Sim. É abusiva a cláusula que exclui a cobertura de cirurgia plástica reparadora no pós-bariátrica — como a dermolipectomia — quando ela trata sequelas de procedimento coberto (a obesidade mórbida). O STJ a lê como continuidade do tratamento coberto, não como intervenção estética (REsp 1.870.834, na linha do Tema 1.069/STJ). Cobrado no MPSP 2025 (Q76).
06 · Reajuste por faixa etária
O reajuste por mudança de faixa etária é permitido?
Sim, desde que previsto em contrato, com percentuais justificados atuarialmente, observadas as faixas da ANS (RN 63/2003) e com notificação prévia. O STJ o admitiu no Tema 952 (REsp 1.568.244), exigindo razoabilidade, transparência e vedação da discriminação do idoso. Cuidado: não existe "Súmula 91 do STJ" — é pegadinha.
07 · Estatuto do Idoso
Como o Estatuto do Idoso limita o reajuste das mensalidades?
Para o idoso (60 anos ou mais) incide a vedação do art. 15, § 3º, do Estatuto do Idoso, que proíbe a discriminação por faixa etária no valor das mensalidades. Ela convive com o reajuste do Tema 952/STJ, que justamente condiciona a validade ao respeito a essa vedação.
08 · Rescisão unilateral
O plano pode rescindir unilateralmente o contrato individual ou familiar?
Não. A Lei 9.656/1998 proíbe a rescisão unilateral nos planos individuais e familiares, salvo fraude ou não pagamento por mais de sessenta dias, consecutivos ou não, nos últimos doze meses (art. 13, parágrafo único, II).
09 · Manutenção do coletivo
O empregado demitido ou aposentado pode manter o plano coletivo?
Sim.

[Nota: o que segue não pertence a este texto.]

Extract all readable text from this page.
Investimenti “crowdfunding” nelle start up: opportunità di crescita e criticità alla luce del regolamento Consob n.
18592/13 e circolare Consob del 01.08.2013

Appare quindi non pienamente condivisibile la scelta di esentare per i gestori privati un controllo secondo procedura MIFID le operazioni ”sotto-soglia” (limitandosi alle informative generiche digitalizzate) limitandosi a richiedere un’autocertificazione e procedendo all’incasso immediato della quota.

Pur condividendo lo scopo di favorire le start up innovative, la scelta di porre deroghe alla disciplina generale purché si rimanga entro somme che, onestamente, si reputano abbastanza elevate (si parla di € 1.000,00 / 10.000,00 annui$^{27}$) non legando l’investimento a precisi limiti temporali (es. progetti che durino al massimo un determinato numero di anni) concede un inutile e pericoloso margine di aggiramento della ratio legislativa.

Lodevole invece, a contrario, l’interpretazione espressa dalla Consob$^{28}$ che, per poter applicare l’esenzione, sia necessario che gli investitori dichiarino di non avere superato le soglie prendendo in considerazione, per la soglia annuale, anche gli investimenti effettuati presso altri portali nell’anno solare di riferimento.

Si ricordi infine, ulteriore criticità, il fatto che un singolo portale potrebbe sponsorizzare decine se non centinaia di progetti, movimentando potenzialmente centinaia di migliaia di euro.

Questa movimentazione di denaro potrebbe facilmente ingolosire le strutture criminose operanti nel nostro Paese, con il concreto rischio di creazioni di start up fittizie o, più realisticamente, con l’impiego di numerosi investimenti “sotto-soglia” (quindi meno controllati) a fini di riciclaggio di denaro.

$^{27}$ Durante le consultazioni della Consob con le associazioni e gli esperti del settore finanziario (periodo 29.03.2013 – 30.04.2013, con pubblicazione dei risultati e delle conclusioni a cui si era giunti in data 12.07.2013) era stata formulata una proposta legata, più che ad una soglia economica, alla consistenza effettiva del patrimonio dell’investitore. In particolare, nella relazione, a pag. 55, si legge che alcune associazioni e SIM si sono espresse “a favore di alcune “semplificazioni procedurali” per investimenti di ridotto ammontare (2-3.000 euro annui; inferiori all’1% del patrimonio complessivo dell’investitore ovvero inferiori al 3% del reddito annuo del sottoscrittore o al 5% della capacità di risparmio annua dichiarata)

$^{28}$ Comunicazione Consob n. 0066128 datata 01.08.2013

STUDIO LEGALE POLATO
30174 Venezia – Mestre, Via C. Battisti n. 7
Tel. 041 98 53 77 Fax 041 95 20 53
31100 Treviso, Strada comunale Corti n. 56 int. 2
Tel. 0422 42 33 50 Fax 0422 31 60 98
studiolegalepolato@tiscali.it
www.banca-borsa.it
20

O empregado demitido sem justa causa ou aposentado pode manter o plano de saúde coletivo, custeando as parcelas, nos termos dos arts. 30 e 31 da Lei 9.656/1998.
10 · Atualização
Qual é o principal erro de atualização das provas em planos de saúde?
São dois. (1) Invocar a Súmula 469 como vigente — foi cancelada em 2018 e substituída pela Súmula 608. (2) Tratar o rol da ANS como taxativo — desde a Lei 14.454/2022 é referência básica, exemplificativo, superado o EREsp 1.886.929. Ambos foram alvo das bancas de MP e do ENAM em 2025–2026.